Go to the tez-configs under Hive and change setting tez.counters.max to 16000. It is also recommended to increase the tez.task.resource.memory.mb setting. It is necessary to restart the Hive and Tez services after this change. If this still does not work it is possible to switch the execution engine to Map Reduce again through Ambari.
Issue
It is possible to set the database name in the ODBC Hive driver connection configuration. For example, instead of using the "default" database, it is possible to configure a different database in the ODBC Administrator dialog on Windows or the ODBC connection file for the UNIX operating system.
Native Spark Modeling requires the default database for the Hive connection.
Solution
Keep the database setting to default for the Hive DSN connection.
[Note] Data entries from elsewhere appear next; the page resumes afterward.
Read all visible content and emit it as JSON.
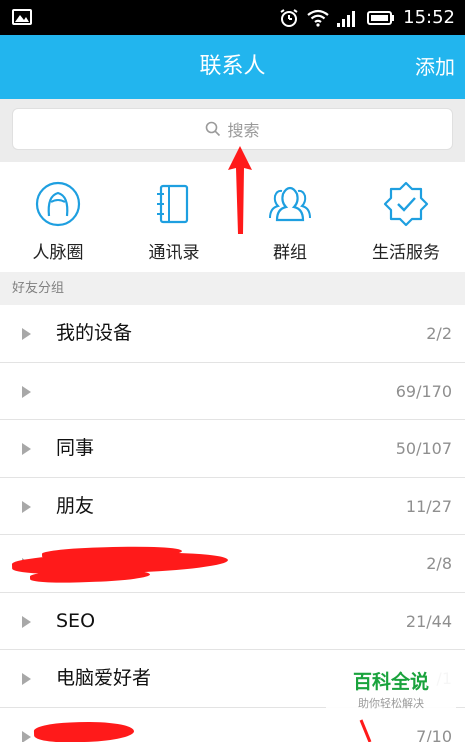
{
  "status_bar": {
    "time": "15:52",
    "icons": [
      "gallery-icon",
      "alarm-icon",
      "wifi-icon",
      "signal-icon",
      "battery-icon"
    ]
  },
  "header": {
    "title": "联系人",
    "add_label": "添加"
  },
  "search": {
    "placeholder": "搜索"
  },
  "quick_actions": [
    {
      "label": "人脉圈",
      "icon": "person-circle-icon"
    },
    {
      "label": "通讯录",
      "icon": "address-book-icon"
    },
    {
      "label": "群组",
      "icon": "group-icon"
    },
    {
      "label": "生活服务",
      "icon": "service-badge-icon"
    }
  ],
  "section": {
    "title": "好友分组"
  },
  "groups": [
    {
      "name": "我的设备",
      "count": "2/2"
    },
    {
      "name": "",
      "count": "69/170"
    },
    {
      "name": "同事",
      "count": "50/107"
    },
    {
      "name": "朋友",
      "count": "11/27"
    },
    {
      "name": "",
      "count": "2/8"
    },
    {
      "name": "SEO",
      "count": "21/44"
    },
    {
      "name": "电脑爱好者",
      "count": "/1"
    },
    {
      "name": "",
      "count": "7/10"
    }
  ],
  "watermark": {
    "main": "百科全说",
    "sub": "助你轻松解决"
  },
  "colors": {
    "title_bar": "#22b5ee",
    "icon_blue": "#1e9fe0",
    "annotation_red": "#ff1a1a",
    "watermark_green": "#1aa33d"
  }
}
It is still possible to use a Hive table/view in a different database to default.
Data Manager
Issue
Time-stamped population with user-defined target field is not contained in a Temporal ADS (Analytical Data Set). i.e. when you train your model using Data Manager with "Time-stamped Population" having a target variable, your target variable may not be visible in the list of variables in the modeler.
Solution
If you want to include the target field you can either have it as part of the original data set or define a variable (with relevant equation) in the "Analytical Record" instead.
Metadata Repository
Issue
The metadata repository cannot be in Hive. Also output results cannot be written directly into Hive from In-database Apply (model Scoring) or Model Manager.
Solution
Write the results to local filesystem instead.